Ma per quale motivo chi ha una funzione pubblica non dovrebbe farsi da parte. Un qualsiasi cittadino che va incontro a una condanna per reati gravi ha immediatamente problemi sul luogo di lavoro se è un dipendente, di impatto sui propri affari e società se è un libero professionista. Il rappresentante pubblico, stando ai promotori del referendum, dovrebbe essere lasciato tranquillamente al suo posto.
Chiusa questa parentesi referendaria con la misera affluenza alle urne, resta la questione politica dell’uso di questo formidabile strumento di consultazione popolare. Che funzionano davvero quando valori o interessi sono generali, toccano tutti in modo diretto e non appartengono ad élite o spezzoni minoritari della società.

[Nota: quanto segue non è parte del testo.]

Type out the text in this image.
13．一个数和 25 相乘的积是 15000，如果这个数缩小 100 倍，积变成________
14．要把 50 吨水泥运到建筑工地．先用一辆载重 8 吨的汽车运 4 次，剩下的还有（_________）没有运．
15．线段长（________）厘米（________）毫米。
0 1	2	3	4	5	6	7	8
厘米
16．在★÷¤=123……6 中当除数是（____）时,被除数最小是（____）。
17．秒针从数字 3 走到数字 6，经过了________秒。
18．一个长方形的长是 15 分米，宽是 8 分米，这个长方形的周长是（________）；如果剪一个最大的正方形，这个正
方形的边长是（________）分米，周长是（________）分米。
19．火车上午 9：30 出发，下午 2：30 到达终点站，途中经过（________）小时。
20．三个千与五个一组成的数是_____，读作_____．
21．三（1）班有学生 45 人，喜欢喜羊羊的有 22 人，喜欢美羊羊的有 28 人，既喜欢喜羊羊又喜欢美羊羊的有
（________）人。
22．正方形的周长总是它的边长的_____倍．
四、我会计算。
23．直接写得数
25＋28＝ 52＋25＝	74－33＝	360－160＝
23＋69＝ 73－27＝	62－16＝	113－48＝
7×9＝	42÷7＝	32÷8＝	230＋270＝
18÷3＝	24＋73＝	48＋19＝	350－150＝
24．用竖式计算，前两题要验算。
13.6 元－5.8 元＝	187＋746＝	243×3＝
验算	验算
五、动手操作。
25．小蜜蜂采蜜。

Ha funzionato quando il dibattito era sullo strumento del divorzio o dell’aborto. Ha funzionato quando c’è stata la battaglia politica sulla scala mobile con gli elettori che hanno affollato i seggi elettorali. Ha funzionato in tempi recenti quando agli italiani è stato posto il quesito su quale dovesse essere l’uso di un bene pubblico qual è l’acqua (il risultato è stato poi largamente boicottato dalle scelte della politica). Ha funzionato perfino quando nel 2016 si svolse il referendum con cui Matteo Renzi voleva cambiare la costituzione a colpi di “Sì” o “No”: in quell’occasione i cittadini dissero no a quel modo improprio di cambiare la legge fondamentale dello stato.
La responsabilità di quella che era una sconfitta annunciata è tutta nella strana e inusuale alleanza radicali leghisti con il supporto abbastanza evidente di Berlusconi e Renzi. Salvini, inoltre, ha messo a disposizione del progetto referendario le regioni a trazione leghista, salvo poi sganciarsi e rimanere silente quando ha capito che il progetto era destinato alla sconfitta.
Adesso che questo brutto capitolo è alle spalle, sarà interessante vedere come i protagonisti di questa storia si comporteranno in Parlamento quando le questioni giustizia, a cominciare dalle problematiche evidenziate dai quesiti referendari, saranno al centro della discussione politico legislativa.